BY THE PEOPLENR
Winston Churchill put it best: "No one pretends that democracy is perfect or all-wise. Indeed, it has been said that democracy is the worst form of government except all those others that have been tried from time to time." By the People's "You Are There"-style coverage of preparations for Election Day 2004 demonstrates there are indeed many problems with the American system; yet the film is also cautionary-the biggest of all problems is that too few people participate.
Filmmaker Malindi Fickle focuses minutely on the activities of Doris Anne Sadler, the county clerk of Marion County, Indiana (including Indianapolis).
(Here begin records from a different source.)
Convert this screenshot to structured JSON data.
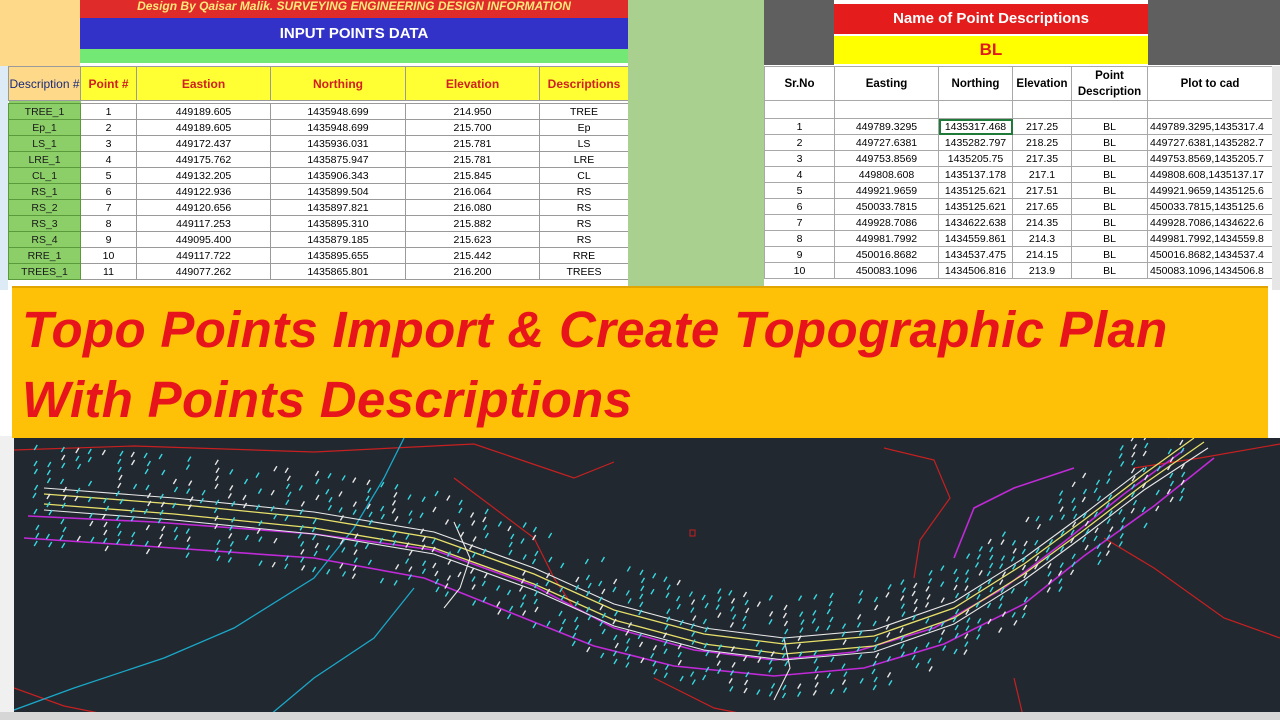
{
  "left_sheet": {
    "designer_line": "Design By Qaisar Malik.  SURVEYING ENGINEERING DESIGN INFORMATION",
    "title": "INPUT POINTS DATA",
    "headers": [
      "Description #",
      "Point #",
      "Eastion",
      "Northing",
      "Elevation",
      "Descriptions"
    ],
    "rows": [
      {
        "desc_code": "TREE_1",
        "point": "1",
        "easting": "449189.605",
        "northing": "1435948.699",
        "elevation": "214.950",
        "description": "TREE"
      },
      {
        "desc_code": "Ep_1",
        "point": "2",
        "easting": "449189.605",
        "northing": "1435948.699",
        "elevation": "215.700",
        "description": "Ep"
      },
      {
        "desc_code": "LS_1",
        "point": "3",
        "easting": "449172.437",
        "northing": "1435936.031",
        "elevation": "215.781",
        "description": "LS"
      },
      {
        "desc_code": "LRE_1",
        "point": "4",
        "easting": "449175.762",
        "northing": "1435875.947",
        "elevation": "215.781",
        "description": "LRE"
      },
      {
        "desc_code": "CL_1",
        "point": "5",
        "easting": "449132.205",
        "northing": "1435906.343",
        "elevation": "215.845",
        "description": "CL"
      },
      {
        "desc_code": "RS_1",
        "point": "6",
        "easting": "449122.936",
        "northing": "1435899.504",
        "elevation": "216.064",
        "description": "RS"
      },
      {
        "desc_code": "RS_2",
        "point": "7",
        "easting": "449120.656",
        "northing": "1435897.821",
        "elevation": "216.080",
        "description": "RS"
      },
      {
        "desc_code": "RS_3",
        "point": "8",
        "easting": "449117.253",
        "northing": "1435895.310",
        "elevation": "215.882",
        "description": "RS"
      },
      {
        "desc_code": "RS_4",
        "point": "9",
        "easting": "449095.400",
        "northing": "1435879.185",
        "elevation": "215.623",
        "description": "RS"
      },
      {
        "desc_code": "RRE_1",
        "point": "10",
        "easting": "449117.722",
        "northing": "1435895.655",
        "elevation": "215.442",
        "description": "RRE"
      },
      {
        "desc_code": "TREES_1",
        "point": "11",
        "easting": "449077.262",
        "northing": "1435865.801",
        "elevation": "216.200",
        "description": "TREES"
      }
    ]
  },
  "right_sheet": {
    "title": "Name of Point Descriptions",
    "selected_description": "BL",
    "headers": [
      "Sr.No",
      "Easting",
      "Northing",
      "Elevation",
      "Point Description",
      "Plot to cad"
    ],
    "rows": [
      {
        "sr": "1",
        "easting": "449789.3295",
        "northing": "1435317.468",
        "elevation": "217.25",
        "desc": "BL",
        "plot": "449789.3295,1435317.4"
      },
      {
        "sr": "2",
        "easting": "449727.6381",
        "northing": "1435282.797",
        "elevation": "218.25",
        "desc": "BL",
        "plot": "449727.6381,1435282.7"
      },
      {
        "sr": "3",
        "easting": "449753.8569",
        "northing": "1435205.75",
        "elevation": "217.35",
        "desc": "BL",
        "plot": "449753.8569,1435205.7"
      },
      {
        "sr": "4",
        "easting": "449808.608",
        "northing": "1435137.178",
        "elevation": "217.1",
        "desc": "BL",
        "plot": "449808.608,1435137.17"
      },
      {
        "sr": "5",
        "easting": "449921.9659",
        "northing": "1435125.621",
        "elevation": "217.51",
        "desc": "BL",
        "plot": "449921.9659,1435125.6"
      },
      {
        "sr": "6",
        "easting": "450033.7815",
        "northing": "1435125.621",
        "elevation": "217.65",
        "desc": "BL",
        "plot": "450033.7815,1435125.6"
      },
      {
        "sr": "7",
        "easting": "449928.7086",
        "northing": "1434622.638",
        "elevation": "214.35",
        "desc": "BL",
        "plot": "449928.7086,1434622.6"
      },
      {
        "sr": "8",
        "easting": "449981.7992",
        "northing": "1434559.861",
        "elevation": "214.3",
        "desc": "BL",
        "plot": "449981.7992,1434559.8"
      },
      {
        "sr": "9",
        "easting": "450016.8682",
        "northing": "1434537.475",
        "elevation": "214.15",
        "desc": "BL",
        "plot": "450016.8682,1434537.4"
      },
      {
        "sr": "10",
        "easting": "450083.1096",
        "northing": "1434506.816",
        "elevation": "213.9",
        "desc": "BL",
        "plot": "450083.1096,1434506.8"
      }
    ]
  },
  "banner": {
    "line1": "Topo Points Import & Create Topographic Plan",
    "line2": "With Points Descriptions"
  },
  "colors": {
    "banner_bg": "#ffc107",
    "banner_text": "#e8141b",
    "cad_bg": "#212830",
    "road_magenta": "#c02ad8",
    "road_yellow": "#e8e06a",
    "road_white": "#e8e8e8",
    "points_cyan": "#38d8e0",
    "boundary_red": "#c82020",
    "river_cyan": "#1aa8c8"
  }
}
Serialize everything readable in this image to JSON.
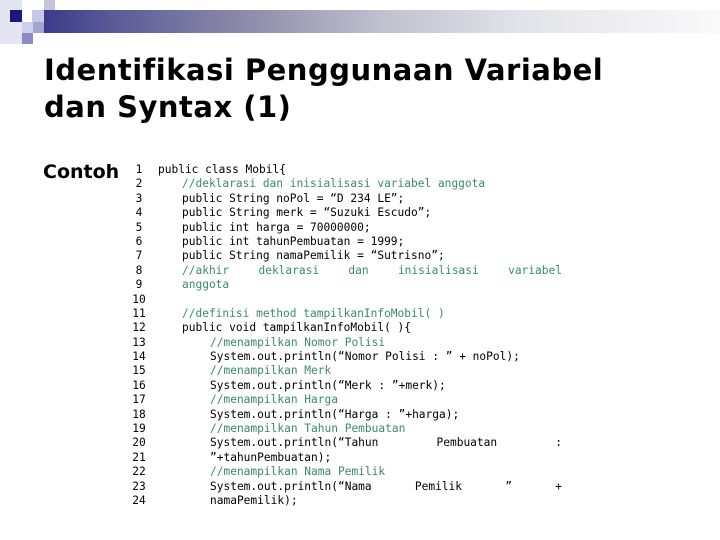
{
  "slide": {
    "title_lines": [
      "Identifikasi Penggunaan Variabel",
      "dan Syntax (1)"
    ],
    "bullet_label": "Contoh",
    "colors": {
      "accent_dark": "#1a1a7a",
      "accent_light": "#c8c8e8",
      "comment": "#3c8a6a"
    }
  },
  "code": {
    "lines": [
      {
        "n": "1",
        "text": "public class Mobil{",
        "type": "code",
        "indent": 0
      },
      {
        "n": "2",
        "text": "//deklarasi dan inisialisasi variabel anggota",
        "type": "comment",
        "indent": 1
      },
      {
        "n": "3",
        "text": "public String noPol = “D 234 LE”;",
        "type": "code",
        "indent": 1
      },
      {
        "n": "4",
        "text": "public String merk = “Suzuki Escudo”;",
        "type": "code",
        "indent": 1
      },
      {
        "n": "5",
        "text": "public int harga = 70000000;",
        "type": "code",
        "indent": 1
      },
      {
        "n": "6",
        "text": "public int tahunPembuatan = 1999;",
        "type": "code",
        "indent": 1
      },
      {
        "n": "7",
        "text": "public String namaPemilik = “Sutrisno”;",
        "type": "code",
        "indent": 1
      },
      {
        "n": "8",
        "text": "//akhir deklarasi dan inisialisasi variabel",
        "type": "comment-justify",
        "indent": 1,
        "parts": [
          "//akhir",
          "deklarasi",
          "dan",
          "inisialisasi",
          "variabel"
        ]
      },
      {
        "n": "9",
        "text": "anggota",
        "type": "comment",
        "indent": 1
      },
      {
        "n": "10",
        "text": "",
        "type": "code",
        "indent": 1
      },
      {
        "n": "11",
        "text": "//definisi method tampilkanInfoMobil( )",
        "type": "comment",
        "indent": 1
      },
      {
        "n": "12",
        "text": "public void tampilkanInfoMobil( ){",
        "type": "code",
        "indent": 1
      },
      {
        "n": "13",
        "text": "//menampilkan Nomor Polisi",
        "type": "comment",
        "indent": 2
      },
      {
        "n": "14",
        "text": "System.out.println(“Nomor Polisi : ” + noPol);",
        "type": "code",
        "indent": 2
      },
      {
        "n": "15",
        "text": "//menampilkan Merk",
        "type": "comment",
        "indent": 2
      },
      {
        "n": "16",
        "text": "System.out.println(“Merk : ”+merk);",
        "type": "code",
        "indent": 2
      },
      {
        "n": "17",
        "text": "//menampilkan Harga",
        "type": "comment",
        "indent": 2
      },
      {
        "n": "18",
        "text": "System.out.println(“Harga : ”+harga);",
        "type": "code",
        "indent": 2
      },
      {
        "n": "19",
        "text": "//menampilkan Tahun Pembuatan",
        "type": "comment",
        "indent": 2
      },
      {
        "n": "20",
        "text": "System.out.println(“Tahun Pembuatan :",
        "type": "code-justify",
        "indent": 2,
        "parts": [
          "System.out.println(“Tahun",
          "Pembuatan",
          ":"
        ]
      },
      {
        "n": "21",
        "text": "”+tahunPembuatan);",
        "type": "code",
        "indent": 2
      },
      {
        "n": "22",
        "text": "//menampilkan Nama Pemilik",
        "type": "comment",
        "indent": 2
      },
      {
        "n": "23",
        "text": "System.out.println(“Nama Pemilik ” +",
        "type": "code-justify",
        "indent": 2,
        "parts": [
          "System.out.println(“Nama",
          "Pemilik",
          "”",
          "+"
        ]
      },
      {
        "n": "24",
        "text": "namaPemilik);",
        "type": "code",
        "indent": 2
      }
    ]
  }
}
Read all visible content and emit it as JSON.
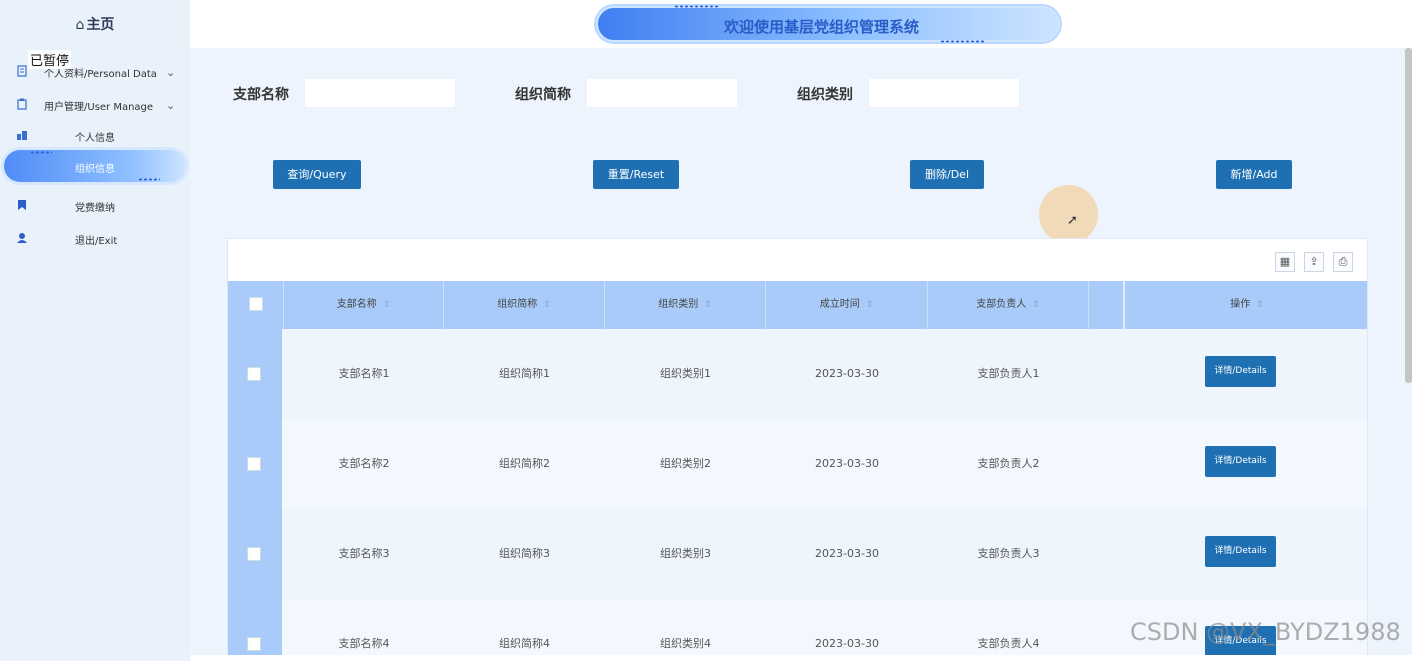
{
  "header": {
    "title": "欢迎使用基层党组织管理系统"
  },
  "sidebar": {
    "home": "主页",
    "overlay_text": "已暂停",
    "items": [
      {
        "label": "个人资料/Personal Data",
        "expandable": true
      },
      {
        "label": "用户管理/User Manage",
        "expandable": true
      },
      {
        "label": "个人信息",
        "expandable": false
      },
      {
        "label": "组织信息",
        "expandable": false,
        "active": true
      },
      {
        "label": "党费缴纳",
        "expandable": false
      },
      {
        "label": "退出/Exit",
        "expandable": false
      }
    ]
  },
  "search": {
    "fields": [
      {
        "label": "支部名称",
        "value": ""
      },
      {
        "label": "组织简称",
        "value": ""
      },
      {
        "label": "组织类别",
        "value": ""
      }
    ],
    "buttons": {
      "query": "查询/Query",
      "reset": "重置/Reset",
      "delete": "删除/Del",
      "add": "新增/Add"
    }
  },
  "table": {
    "columns": [
      "支部名称",
      "组织简称",
      "组织类别",
      "成立时间",
      "支部负责人",
      "操作"
    ],
    "rows": [
      [
        "支部名称1",
        "组织简称1",
        "组织类别1",
        "2023-03-30",
        "支部负责人1"
      ],
      [
        "支部名称2",
        "组织简称2",
        "组织类别2",
        "2023-03-30",
        "支部负责人2"
      ],
      [
        "支部名称3",
        "组织简称3",
        "组织类别3",
        "2023-03-30",
        "支部负责人3"
      ],
      [
        "支部名称4",
        "组织简称4",
        "组织类别4",
        "2023-03-30",
        "支部负责人4"
      ]
    ],
    "details_label": "详情/Details"
  },
  "watermark": "CSDN @VX_BYDZ1988",
  "colors": {
    "primary_button": "#1f70b3",
    "table_header": "#a9cbf9",
    "sidebar_bg": "#e9f1fb"
  }
}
For 11 days, Fickle followed Sadler and her staff as they dealt
with the difficulties leading up to Election Day on November 2, 2004. Among just some of the challenges: facing a shortage of poll workers, getting people with disabilities to the polls, and fixing a computer crash on the Big Day!
Fickle is sympathetic to yet detached enough from the county staff and volunteers to make By the People both dramatic and humorous. Naturally, there are lulls in this real-life portrait and it is hard to completely convey the frustrations of people who are trained not to show them, yet Fickle's insider look at the nuts and bolts of the Democratic process is a rarity. (It is hard to think of another film that has done this before.)
Perhaps the best thing about By the People is that it suggests the average person involved in government is not corrupt and wants fair results. Anyone today dismayed by GOP redistricting gerrymandering or the news that a certain GOP-friendly company (Diebold) has been federally commissioned to distribute voting machines will not be completely mollified or cheered by this film. After all, the inequities in the system are more extreme than ever before in U.S. history (heavily favoring the Republican Party). By the People does not really address this overriding concern, nor does it set out to try, but at least the call-to-arms spirit could help in confronting the malaise and malfeasance. Indeed, if a greater number of citizens participated, some of the sinister influences of late would be rendered moot.
The only flaw of By the People is that it bends over backwards to be non-partisan when it shouldn't. But it is still a vital and valuable filmic record.